3. Internal Controls Overhaul

Tariffs introduce new financial risks, prompting firms to reassess and redesign internal controls over financial reporting (ICFR). This adds layers of complexity to routine accounting processes.

4. Contract and Pricing Adjustments

Tariff-related costs often lead to renegotiated contracts and pricing structures. Accountants must evaluate whether these changes trigger revenue recognition adjustments or disclosures.

5. Increased Disclosure Obligations

Companies must now disclose tariff impacts on financials, including cost capitalization, asset impairments, and tax liabilities. Preparing these disclosures demands more time and precision.

Real-Life Examples of Tariff-Driven Price Hikes

Here are ten concrete examples of how accounting firms are raising prices due to tariff complexity:

  1. KPMG’s Tariff Pulse Survey
    Found that 83% of companies expect to raise prices due to tariff-related margin pressure. Accounting firms are billing more for customs valuation and origin determination services.
  2. Mid-Sized CPA Firms in Ohio & Michigan
    Raised prices by 8–12% for manufacturing clients affected by tariffs on imported machinery. The added workload includes cost allocation and asset impairment analysis.
  3. Big Four Advisory Services (Deloitte, EY, PwC, KPMG)
    Expanded tariff advisory offerings with premium fees for transfer pricing adjustments and risk modeling.
  4. Global Tax Network & Ryan LLC
    Boutique firms specializing in international tax raised prices due to increased demand for cross-border compliance and tariff planning.
  5. Retail Chain Accountants
    Firms serving electronics and apparel retailers raised fees to handle inventory revaluation and revised cost-of-goods-sold calculations.
  6. Greg Shugar’s Beau Ties of Vermont
    Faced backlash over a proposed tariff surcharge. Instead, raised prices and restructured payroll requiring more advisory hours from his accountant.
  7. Agriculture & Food Distribution Firms
    Accountants recalculated depreciation schedules and tax credits due to tariffs on imported ingredients and equipment.
  8. Tech Startups
    Firms raised prices for hardware startups needing help with cost capitalization and R&D tax credits affected by tariffs.
  9. Construction & Real Estate Accounting Firms
    Tariffs on steel and aluminum disrupted project budgets, leading to higher fees for cost reforecasting and financial statement disclosures.
  10. Forensic Audit Firms
    Increased hourly rates and expanded audit scopes due to tariff-related financial risk assessments.

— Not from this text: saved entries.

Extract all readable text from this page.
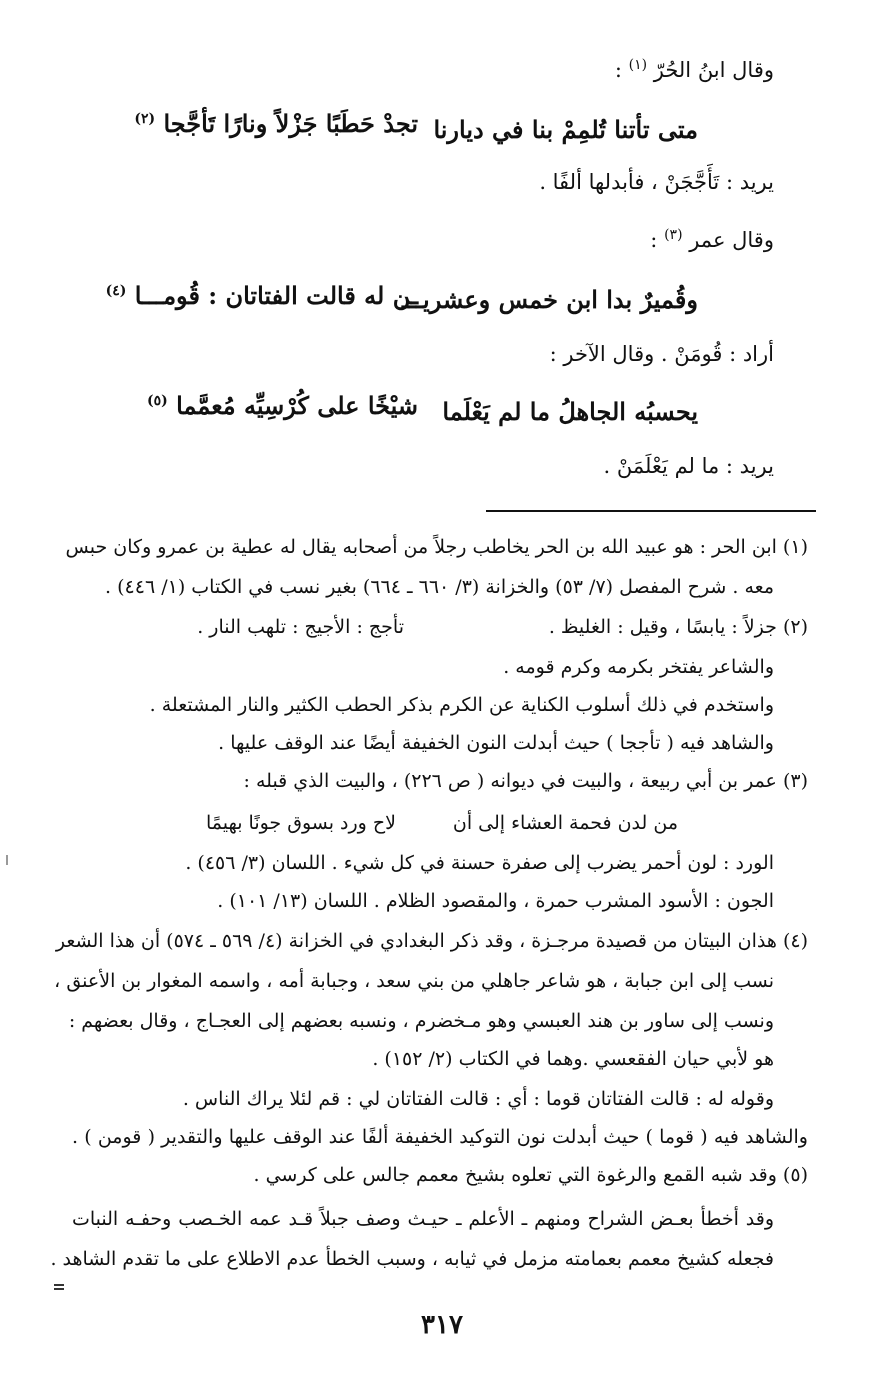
وقال ابنُ الحُرّ $^{(١)}$ :
متى تأتنا تُلمِمْ بنا في ديارنا
تجدْ حَطَبًا جَزْلاً ونارًا تَأجَّجا $^{(٢)}$
يريد : تَأَجَّجَنْ ، فأبدلها ألفًا .
وقال عمر $^{(٣)}$ :
وقُميرٌ بدا ابن خمس وعشريـــ
ـن له قالت الفتاتان : قُومـــا $^{(٤)}$
أراد : قُومَنْ . وقال الآخر :
يحسبُه الجاهلُ ما لم يَعْلَما
شيْخًا على كُرْسِيِّه مُعمَّما $^{(٥)}$
يريد : ما لم يَعْلَمَنْ .
(١) ابن الحر : هو عبيد الله بن الحر يخاطب رجلاً من أصحابه يقال له عطية بن عمرو وكان حبس
معه . شرح المفصل (٧/ ٥٣) والخزانة (٣/ ٦٦٠ ـ ٦٦٤) بغير نسب في الكتاب (١/ ٤٤٦) .
(٢) جزلاً : يابسًا ، وقيل : الغليظ .
تأجج : الأجيج : تلهب النار .
والشاعر يفتخر بكرمه وكرم قومه .
واستخدم في ذلك أسلوب الكناية عن الكرم بذكر الحطب الكثير والنار المشتعلة .
والشاهد فيه ( تأججا ) حيث أبدلت النون الخفيفة أيضًا عند الوقف عليها .
(٣) عمر بن أبي ربيعة ، والبيت في ديوانه ( ص ٢٢٦) ، والبيت الذي قبله :
من لدن فحمة العشاء إلى أن
لاح ورد بسوق جونًا بهيمًا
الورد : لون أحمر يضرب إلى صفرة حسنة في كل شيء . اللسان (٣/ ٤٥٦) .
الجون : الأسود المشرب حمرة ، والمقصود الظلام . اللسان (١٣/ ١٠١) .
(٤) هذان البيتان من قصيدة مرجـزة ، وقد ذكر البغدادي في الخزانة (٤/ ٥٦٩ ـ ٥٧٤) أن هذا الشعر
نسب إلى ابن جبابة ، هو شاعر جاهلي من بني سعد ، وجبابة أمه ، واسمه المغوار بن الأعنق ،
ونسب إلى ساور بن هند العبسي وهو مـخضرم ، ونسبه بعضهم إلى العجـاج ، وقال بعضهم :
هو لأبي حيان الفقعسي .وهما في الكتاب (٢/ ١٥٢) .
وقوله له : قالت الفتاتان قوما : أي : قالت الفتاتان لي : قم لئلا يراك الناس .
والشاهد فيه ( قوما ) حيث أبدلت نون التوكيد الخفيفة ألفًا عند الوقف عليها والتقدير ( قومن ) .
(٥) وقد شبه القمع والرغوة التي تعلوه بشيخ معمم جالس على كرسي .
وقد أخطأ بعـض الشراح ومنهم ـ الأعلم ـ حيـث وصف جبلاً قـد عمه الخـصب وحفـه النبات
فجعله كشيخ معمم بعمامته مزمل في ثيابه ، وسبب الخطأ عدم الاطلاع على ما تقدم الشاهد .
٣١٧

Impact on Small Businesses

For small businesses, these price hikes are more than a nuisance they’re a strategic threat. Many operate on tight margins and rely heavily on affordable accounting services for compliance, tax planning, and financial strategy. Here’s how they’re being affected:

  • Unexpected Budget Disruptions: A 10% fee increase can throw off annual budgets and force cuts elsewhere.
  • Reduced Access to Advisory Services: Higher fees mean fewer small businesses can afford strategic financial advice.
  • DIY Temptation: Some owners are trying to manage finances themselves, risking costly errors.
  • Forced Re-evaluation: Businesses are shopping around for cheaper providers or switching to automated platforms.

What this all adds up to:

The rising cost of accounting services in the U.S. is not just a reflection of inflation or labor shortages it’s a symptom of deeper structural shifts in the global economy. Tariffs have added layers of complexity to financial reporting, forcing firms to invest more in expertise, technology, and compliance. These investments are necessary, but they come at a price one that small businesses are increasingly struggling to pay.

As we move deeper into 2025, the accounting landscape will continue to evolve. Firms that adapt with transparency, efficiency, and client-focused pricing models will thrive. And for businesses navigating this new terrain, the key will be finding partners who offer not just services, but strategic value.